The set $ \{1,2,3,4, 14,15,16,17, 27,28,29,30, 40,41,42,43, ...\}$ is good (contains exactly $ 372$ numbers) and contains $ 600$. I think this is the only good set, but I don't have the proof. Has anyone?

Yes, your example is in fact the only good set. We count the number of pairs $ (x, I)$, where $ x\in S$ and $ I$ is an interval of 13 consecutive integers containing $ x$. Method 1: For any interval $ I=\{i+1, i+2,\dots i+13\}$, $ S$ can contain at most 1 number from each of $ (i+1,i+5,i+10)$ $ (i+2,i+6,i+11)$ $ (i+3,i+7,i+12)$ $ (i+4,i+8,i+13)$ So at most 4 numbers from $ I$. However, not every interval contain exactly 4 numbers from $ I$. For example, the interval $ (1200, 1201, 1202,\dots 1212)$ can only contain one number from $ S$, and in reality we have $ |I\cap S|\leq\min(|I\cap\{1\dots 1200\}|, 4)$ There are 1212 intervals intersecting $ S$, including 3 "short" intervals on each side whose intersection is less than 4. Adding up over all these intervals gives that there are at most $ 1+2+3+4*1206+1+2+3=4836$ pairs. Method 2: There are 372 integers in $ S$. Each one lies in 13 intervals. Thus there are $ 372*13=4836$ pairs. This implies that equality must hold in our calculations in step 1, and in particular that each interval must contain exactly $ \min(|I\cap\{1,\dots 1200\}|, 4)$ elements of $ S$. This implies that $ \{1,2,3,4\}\subset S$ (by looking at the interval $ \{-8,-7,\dots 4\}$), and that for $ a\leq 1187$ that $ a\in S$ iff $ a+13\in S$ (compare the number of elements of $ S$ in $ \{a,a+1,\dots a+12\}$ to the number in $ \{a+1,\dots a+13\}$).

I will use Dirichlet Principle when I will inshallah prove your identity. Let 600 is not an element of S. b is the first element of S and so b + 4, b + 5, b + 9 are not. The others between them all are not known that whether or not they are elements. So in 4, we have only one good sample. Then we would have only 300 elements in such manner. But we have 372 elements. Then it is guaranttee that there are 72 elements which are compansed each other. So then we can again have 300/4 = 75 and we have 375. 375 - 372 = 3. So let 600 be the one of these 3. But we cannot have. Proven. It is certainly true, if you're claiming that I'm wrong thus you haven't understood the proof.

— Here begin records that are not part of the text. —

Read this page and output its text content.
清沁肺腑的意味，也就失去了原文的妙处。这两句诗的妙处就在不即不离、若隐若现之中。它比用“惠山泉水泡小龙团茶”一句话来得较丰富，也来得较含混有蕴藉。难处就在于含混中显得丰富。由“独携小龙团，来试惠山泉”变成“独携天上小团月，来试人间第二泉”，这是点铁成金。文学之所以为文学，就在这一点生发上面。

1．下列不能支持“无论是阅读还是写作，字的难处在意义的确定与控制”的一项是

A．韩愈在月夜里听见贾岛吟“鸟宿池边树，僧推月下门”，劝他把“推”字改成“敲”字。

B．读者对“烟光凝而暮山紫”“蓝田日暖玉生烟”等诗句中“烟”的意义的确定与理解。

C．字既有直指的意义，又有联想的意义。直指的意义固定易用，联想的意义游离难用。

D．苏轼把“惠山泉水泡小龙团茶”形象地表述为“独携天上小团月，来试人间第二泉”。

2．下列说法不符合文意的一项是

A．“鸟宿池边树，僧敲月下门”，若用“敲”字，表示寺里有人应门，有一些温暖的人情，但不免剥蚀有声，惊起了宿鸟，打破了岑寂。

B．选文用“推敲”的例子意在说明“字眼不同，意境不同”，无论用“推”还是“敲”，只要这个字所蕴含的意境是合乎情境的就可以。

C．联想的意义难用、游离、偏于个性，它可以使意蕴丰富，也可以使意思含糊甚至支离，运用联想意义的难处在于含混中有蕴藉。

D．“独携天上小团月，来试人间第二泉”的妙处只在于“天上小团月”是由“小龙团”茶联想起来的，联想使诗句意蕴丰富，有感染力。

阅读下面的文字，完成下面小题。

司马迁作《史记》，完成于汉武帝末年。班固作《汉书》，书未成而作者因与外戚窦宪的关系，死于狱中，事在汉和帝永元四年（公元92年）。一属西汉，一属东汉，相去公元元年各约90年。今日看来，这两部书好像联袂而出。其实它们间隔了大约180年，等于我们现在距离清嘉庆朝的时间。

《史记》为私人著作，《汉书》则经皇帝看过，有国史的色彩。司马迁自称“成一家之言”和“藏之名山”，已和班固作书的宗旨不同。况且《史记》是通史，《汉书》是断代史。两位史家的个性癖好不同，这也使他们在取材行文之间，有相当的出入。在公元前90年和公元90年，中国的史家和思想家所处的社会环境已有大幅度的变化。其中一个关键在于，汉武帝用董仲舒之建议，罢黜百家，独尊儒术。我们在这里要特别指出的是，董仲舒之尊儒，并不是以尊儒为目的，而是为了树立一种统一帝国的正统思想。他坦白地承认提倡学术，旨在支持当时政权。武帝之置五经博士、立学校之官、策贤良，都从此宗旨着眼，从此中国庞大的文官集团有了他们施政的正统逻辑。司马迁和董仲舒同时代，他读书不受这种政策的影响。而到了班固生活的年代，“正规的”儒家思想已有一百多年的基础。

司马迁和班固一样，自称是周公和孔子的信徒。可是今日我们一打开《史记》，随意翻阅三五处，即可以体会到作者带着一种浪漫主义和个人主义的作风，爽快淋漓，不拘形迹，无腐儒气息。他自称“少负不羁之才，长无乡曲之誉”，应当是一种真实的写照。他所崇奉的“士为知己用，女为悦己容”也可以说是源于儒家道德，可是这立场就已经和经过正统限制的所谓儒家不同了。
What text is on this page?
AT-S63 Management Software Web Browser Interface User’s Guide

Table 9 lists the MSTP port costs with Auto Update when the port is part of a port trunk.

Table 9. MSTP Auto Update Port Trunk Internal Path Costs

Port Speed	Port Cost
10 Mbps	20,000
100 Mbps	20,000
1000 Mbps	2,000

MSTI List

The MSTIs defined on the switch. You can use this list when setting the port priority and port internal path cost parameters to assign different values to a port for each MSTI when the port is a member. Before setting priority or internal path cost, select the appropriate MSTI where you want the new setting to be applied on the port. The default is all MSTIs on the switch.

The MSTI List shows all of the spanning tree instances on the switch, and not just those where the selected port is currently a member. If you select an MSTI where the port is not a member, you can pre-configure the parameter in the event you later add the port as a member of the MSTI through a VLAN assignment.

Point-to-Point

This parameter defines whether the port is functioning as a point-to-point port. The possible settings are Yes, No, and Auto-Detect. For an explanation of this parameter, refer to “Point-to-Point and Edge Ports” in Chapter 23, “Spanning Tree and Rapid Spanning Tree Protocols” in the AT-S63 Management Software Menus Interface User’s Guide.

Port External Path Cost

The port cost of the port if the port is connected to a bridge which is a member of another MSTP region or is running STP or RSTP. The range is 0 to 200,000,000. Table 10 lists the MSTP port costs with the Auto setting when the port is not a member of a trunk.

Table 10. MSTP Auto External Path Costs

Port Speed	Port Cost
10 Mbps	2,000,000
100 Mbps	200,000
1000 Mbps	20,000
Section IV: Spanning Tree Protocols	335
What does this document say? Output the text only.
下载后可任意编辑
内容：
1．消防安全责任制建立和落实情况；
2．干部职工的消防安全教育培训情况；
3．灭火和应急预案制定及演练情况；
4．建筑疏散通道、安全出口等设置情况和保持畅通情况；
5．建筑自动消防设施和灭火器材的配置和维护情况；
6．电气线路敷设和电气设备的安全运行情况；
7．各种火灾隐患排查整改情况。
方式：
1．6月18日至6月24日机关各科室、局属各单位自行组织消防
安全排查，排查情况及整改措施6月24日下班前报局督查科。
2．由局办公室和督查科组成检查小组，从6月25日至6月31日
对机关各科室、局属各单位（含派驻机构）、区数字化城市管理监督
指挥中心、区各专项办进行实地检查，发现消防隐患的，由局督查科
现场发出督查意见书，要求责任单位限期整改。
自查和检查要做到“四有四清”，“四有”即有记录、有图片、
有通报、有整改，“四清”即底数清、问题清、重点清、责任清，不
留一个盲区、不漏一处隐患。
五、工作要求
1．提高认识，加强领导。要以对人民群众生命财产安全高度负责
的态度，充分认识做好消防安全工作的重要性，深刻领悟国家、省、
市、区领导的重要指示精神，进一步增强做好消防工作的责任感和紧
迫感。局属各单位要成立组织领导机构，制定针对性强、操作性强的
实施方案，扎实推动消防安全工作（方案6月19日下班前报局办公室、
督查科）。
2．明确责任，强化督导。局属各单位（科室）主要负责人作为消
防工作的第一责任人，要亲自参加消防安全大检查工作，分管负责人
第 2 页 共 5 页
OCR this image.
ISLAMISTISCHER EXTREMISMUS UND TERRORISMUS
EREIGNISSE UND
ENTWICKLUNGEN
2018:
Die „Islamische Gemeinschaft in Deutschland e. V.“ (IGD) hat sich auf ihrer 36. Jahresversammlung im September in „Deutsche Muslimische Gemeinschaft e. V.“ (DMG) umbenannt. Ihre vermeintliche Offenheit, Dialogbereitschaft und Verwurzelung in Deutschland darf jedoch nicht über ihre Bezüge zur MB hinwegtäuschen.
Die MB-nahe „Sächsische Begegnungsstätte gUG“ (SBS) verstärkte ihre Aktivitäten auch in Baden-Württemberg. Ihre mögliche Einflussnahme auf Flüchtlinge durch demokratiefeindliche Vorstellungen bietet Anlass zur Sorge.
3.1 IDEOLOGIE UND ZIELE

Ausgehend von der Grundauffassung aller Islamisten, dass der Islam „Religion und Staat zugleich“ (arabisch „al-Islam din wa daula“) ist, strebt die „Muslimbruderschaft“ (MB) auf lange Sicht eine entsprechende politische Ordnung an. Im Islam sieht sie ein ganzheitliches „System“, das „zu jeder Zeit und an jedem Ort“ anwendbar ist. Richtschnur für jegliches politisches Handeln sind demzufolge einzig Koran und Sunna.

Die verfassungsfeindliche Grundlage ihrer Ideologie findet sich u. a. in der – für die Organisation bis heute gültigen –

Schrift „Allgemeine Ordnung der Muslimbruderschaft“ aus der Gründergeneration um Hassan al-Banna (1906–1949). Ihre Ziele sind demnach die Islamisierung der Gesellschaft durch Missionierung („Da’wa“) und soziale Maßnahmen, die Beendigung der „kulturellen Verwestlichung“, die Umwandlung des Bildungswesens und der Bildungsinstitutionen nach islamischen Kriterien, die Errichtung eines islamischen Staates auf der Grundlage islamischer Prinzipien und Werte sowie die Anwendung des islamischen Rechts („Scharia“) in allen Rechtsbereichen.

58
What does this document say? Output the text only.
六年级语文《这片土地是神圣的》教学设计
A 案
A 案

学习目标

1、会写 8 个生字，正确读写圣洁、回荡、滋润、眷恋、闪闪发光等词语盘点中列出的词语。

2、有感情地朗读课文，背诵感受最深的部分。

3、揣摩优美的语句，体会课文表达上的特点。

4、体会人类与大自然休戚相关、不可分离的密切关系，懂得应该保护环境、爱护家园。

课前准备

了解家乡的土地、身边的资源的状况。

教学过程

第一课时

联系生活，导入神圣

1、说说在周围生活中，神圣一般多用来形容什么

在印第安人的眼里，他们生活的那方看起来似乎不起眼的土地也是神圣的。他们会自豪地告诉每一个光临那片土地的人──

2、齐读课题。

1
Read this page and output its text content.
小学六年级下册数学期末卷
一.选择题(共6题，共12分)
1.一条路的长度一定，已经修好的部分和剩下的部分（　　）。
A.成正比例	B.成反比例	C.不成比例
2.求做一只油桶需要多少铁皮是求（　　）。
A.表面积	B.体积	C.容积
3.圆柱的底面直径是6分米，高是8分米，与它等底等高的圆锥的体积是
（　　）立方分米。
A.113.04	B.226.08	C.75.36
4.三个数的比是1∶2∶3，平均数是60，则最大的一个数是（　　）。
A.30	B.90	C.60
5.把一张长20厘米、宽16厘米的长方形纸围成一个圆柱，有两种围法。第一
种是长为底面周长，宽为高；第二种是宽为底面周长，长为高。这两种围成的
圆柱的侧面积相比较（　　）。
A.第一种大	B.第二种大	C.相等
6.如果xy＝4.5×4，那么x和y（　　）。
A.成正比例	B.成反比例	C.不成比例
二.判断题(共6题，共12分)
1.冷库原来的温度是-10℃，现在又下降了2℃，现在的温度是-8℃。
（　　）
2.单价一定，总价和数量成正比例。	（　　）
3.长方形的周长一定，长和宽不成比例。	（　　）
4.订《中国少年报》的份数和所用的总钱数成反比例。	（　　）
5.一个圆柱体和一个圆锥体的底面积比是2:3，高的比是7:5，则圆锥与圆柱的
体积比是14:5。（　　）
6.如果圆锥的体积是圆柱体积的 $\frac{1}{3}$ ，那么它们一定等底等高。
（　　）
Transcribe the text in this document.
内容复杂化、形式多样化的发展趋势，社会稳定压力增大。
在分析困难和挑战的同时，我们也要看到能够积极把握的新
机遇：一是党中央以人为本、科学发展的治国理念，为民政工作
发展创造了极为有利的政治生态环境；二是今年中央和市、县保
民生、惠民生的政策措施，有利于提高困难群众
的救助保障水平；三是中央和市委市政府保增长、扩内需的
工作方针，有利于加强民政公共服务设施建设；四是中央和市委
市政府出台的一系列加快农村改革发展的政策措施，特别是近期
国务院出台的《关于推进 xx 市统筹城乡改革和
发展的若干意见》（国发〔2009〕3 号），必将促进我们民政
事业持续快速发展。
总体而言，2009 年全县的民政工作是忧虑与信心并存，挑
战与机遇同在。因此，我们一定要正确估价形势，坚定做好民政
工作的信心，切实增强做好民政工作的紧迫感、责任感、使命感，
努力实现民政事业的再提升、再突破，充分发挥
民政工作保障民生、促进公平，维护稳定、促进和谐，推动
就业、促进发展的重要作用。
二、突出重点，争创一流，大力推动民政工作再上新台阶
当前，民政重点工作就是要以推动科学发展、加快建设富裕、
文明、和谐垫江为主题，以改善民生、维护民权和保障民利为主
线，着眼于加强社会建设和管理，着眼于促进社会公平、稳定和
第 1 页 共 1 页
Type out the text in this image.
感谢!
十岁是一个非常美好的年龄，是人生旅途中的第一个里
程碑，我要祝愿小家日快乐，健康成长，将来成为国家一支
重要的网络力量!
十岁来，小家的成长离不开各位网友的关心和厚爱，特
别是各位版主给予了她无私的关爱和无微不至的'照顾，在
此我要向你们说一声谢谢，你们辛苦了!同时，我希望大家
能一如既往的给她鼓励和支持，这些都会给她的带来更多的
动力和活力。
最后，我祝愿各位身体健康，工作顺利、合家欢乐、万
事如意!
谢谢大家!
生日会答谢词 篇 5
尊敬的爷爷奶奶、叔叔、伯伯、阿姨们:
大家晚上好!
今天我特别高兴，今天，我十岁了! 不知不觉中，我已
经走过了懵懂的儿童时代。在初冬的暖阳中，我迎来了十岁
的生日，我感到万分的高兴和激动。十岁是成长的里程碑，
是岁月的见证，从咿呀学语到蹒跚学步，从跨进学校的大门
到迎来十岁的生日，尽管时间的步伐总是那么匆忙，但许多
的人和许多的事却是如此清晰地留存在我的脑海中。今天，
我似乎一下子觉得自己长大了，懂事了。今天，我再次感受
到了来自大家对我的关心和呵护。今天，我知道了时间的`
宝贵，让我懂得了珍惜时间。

madshiet wrote: It is certainly true, if you're claiming that I'm wrong thus you haven't understood the proof. Well dang, if Poincare had just said that when he gave his (not correct) proof to his conjecture maybe it wouldn't be a Millennium Problem today. ... There's two things wrong with that statement 1. You're not infallible. Neither is anyone else. 2. A proof isn't any good if no one understands it. As far as the second point is concerned... Quote: But we have 372 elements. Then it is guaranttee that there are 72 elements which are compansed each other. So then we can again have 300/4 = 75 I have absolutely no idea what's going on here.